There was also the Queen’s changed relationship with her Prime Minister and her growing dependence upon Albert. She was now discussing everything with him and there had been scarcely any flaring up of temper, and then only over trivial things which she could very quickly laugh at with Albert.
Albert made a clean sweep in the nurseries and dismissed several of the nurses whom he said were incompetent or disrespectful. Lady Sarah Spencer Lyttleton, a lady of charm and efficiency, took charge and the Prince was pleased with her. Later he would examine the household management, but he would wait until Lehzen had left for now that he had gained his point he did not wish to be too hard on her. All he asked was that she slip quietly away and then he would begin introducing his reforms in earnest.
Albert was very happy to be with his brother. He and Victoria took the pair to Claremont but Victoria secretly believed that Ernest preferred the gaieties of London.
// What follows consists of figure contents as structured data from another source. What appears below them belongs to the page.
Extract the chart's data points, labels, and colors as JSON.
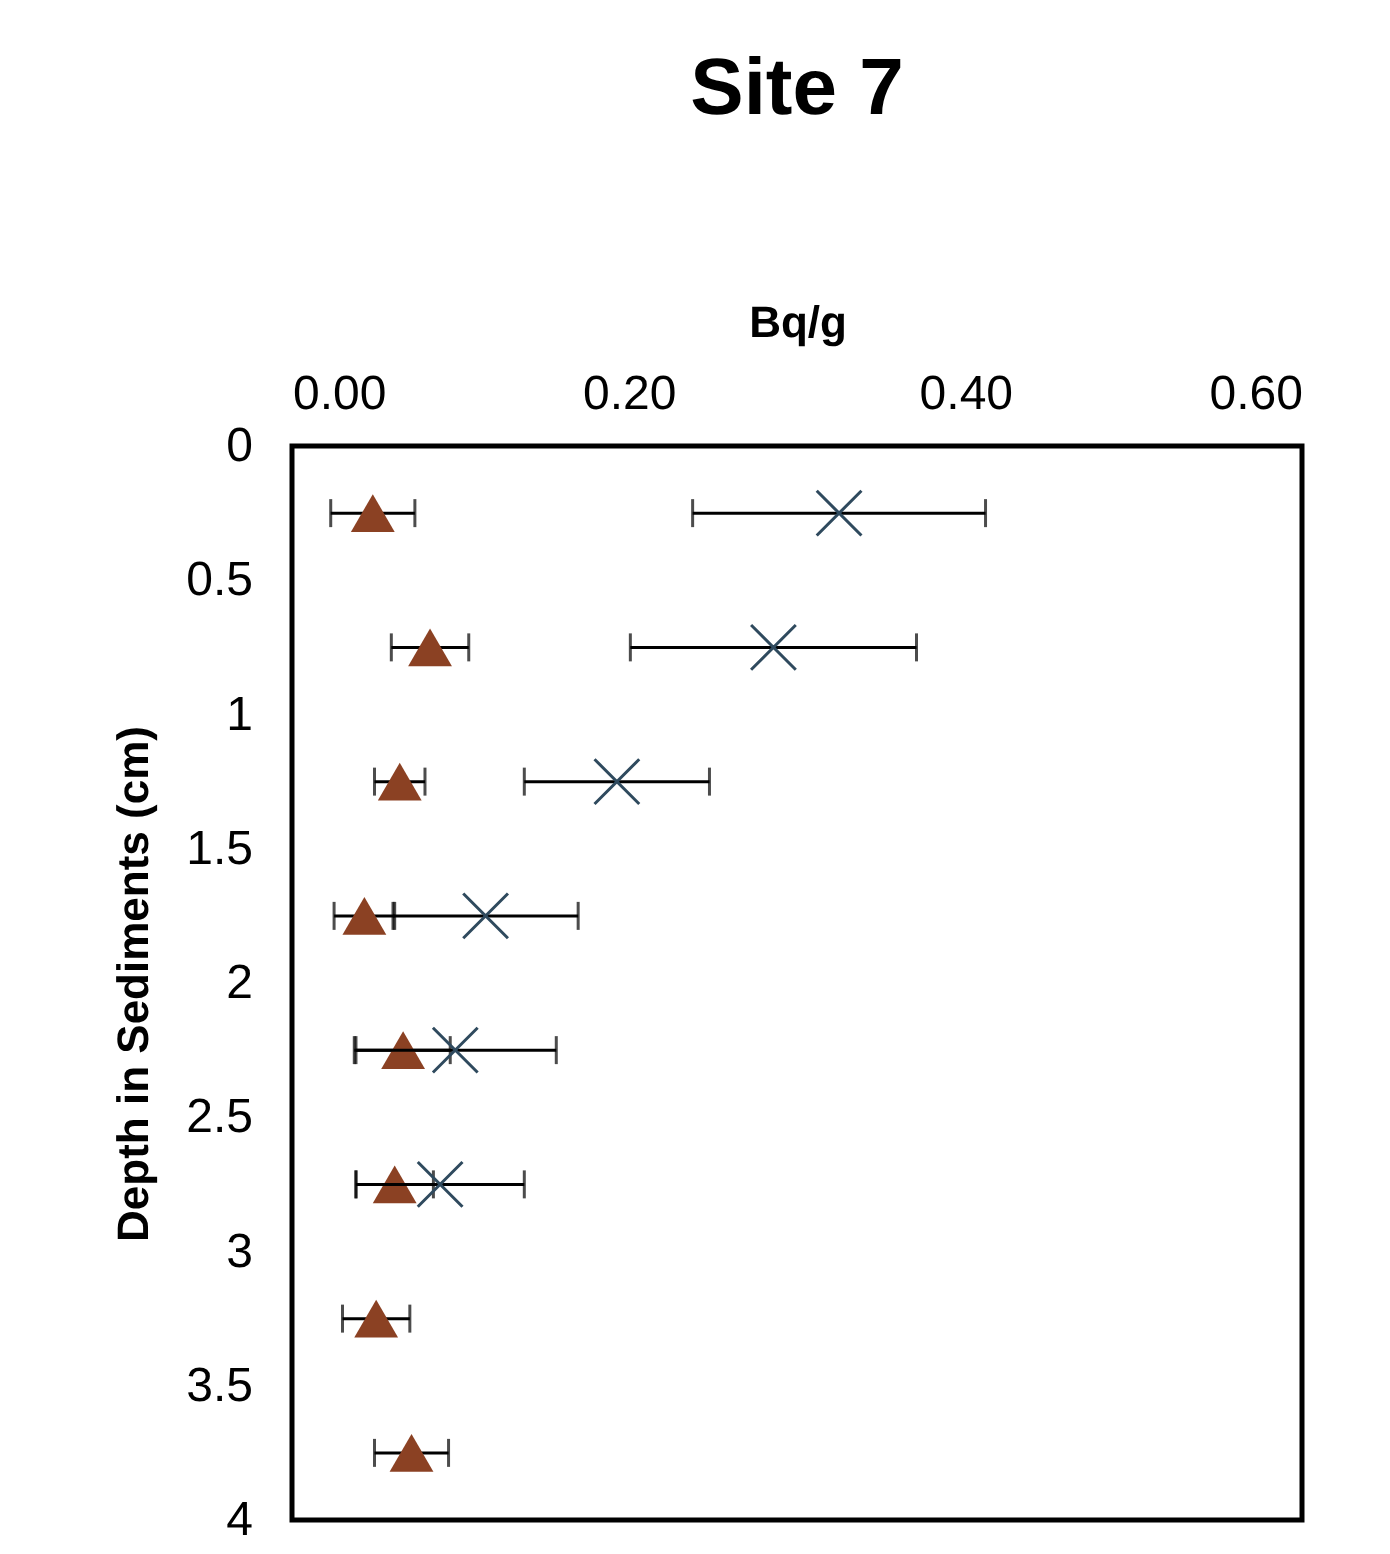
{
  "chart_data": {
    "type": "scatter",
    "title": "Site 7",
    "xlabel": "Bq/g",
    "ylabel": "Depth in Sediments (cm)",
    "xlim": [
      0,
      0.6
    ],
    "xticks": [
      {
        "value": 0,
        "label": "0.00"
      },
      {
        "value": 0.2,
        "label": "0.20"
      },
      {
        "value": 0.4,
        "label": "0.40"
      },
      {
        "value": 0.6,
        "label": "0.60"
      }
    ],
    "ylim": [
      4,
      0
    ],
    "yticks": [
      0,
      0.5,
      1,
      1.5,
      2,
      2.5,
      3,
      3.5,
      4
    ],
    "grid": false,
    "series": [
      {
        "color": "#8b4123",
        "marker": "triangle",
        "x": [
          0.048,
          0.082,
          0.064,
          0.043,
          0.066,
          0.061,
          0.05,
          0.071
        ],
        "values": [
          0.25,
          0.75,
          1.25,
          1.75,
          2.25,
          2.75,
          3.25,
          3.75
        ],
        "xerrors": [
          0.025,
          0.023,
          0.015,
          0.018,
          0.028,
          0.023,
          0.02,
          0.022
        ]
      },
      {
        "color": "#2f4a5e",
        "marker": "cross",
        "x": [
          0.325,
          0.286,
          0.193,
          0.115,
          0.097,
          0.088
        ],
        "values": [
          0.25,
          0.75,
          1.25,
          1.75,
          2.25,
          2.75
        ],
        "xerrors": [
          0.087,
          0.085,
          0.055,
          0.055,
          0.06,
          0.05
        ]
      }
    ]
  }
}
It was an excuse to have a few balls to entertain them, but Albert was never really happy on these occasions and she supposed really they were rather superficial entertainments.
She was a little hurt by Albert’s grief when his brother departed and would have been so happy if he had not cared quite so much, but of course it did show what an affectionate nature he had and she could not expect Albert to forget his devotion to his brother – the companion of his childhood and early youth – because he had entered into the most perfect marriage with Victoria.
The Cambridges had always been antagonistic to Albert and Victoria had turned against them for this reason. Relations could be so tiresome. There was Uncle Cumberland who could not be content to be King of Hanover and was always making some criticism of his niece, simply because he thought she had what should be his, which was nonsense. There was no law in England against a woman ascending the throne and as Uncle William had said the people often preferred it. ‘Sailors will be more ready to fight for a bonny lass.’ Those were some of the last words Uncle William had spoken. But Uncle Cumberland thought differently. In fact until it had been proved that Francis and Bean were almost witless she had thought they might be agents of Uncle Cumberland, because in her youth there had been genuine scares that he was plotting against her.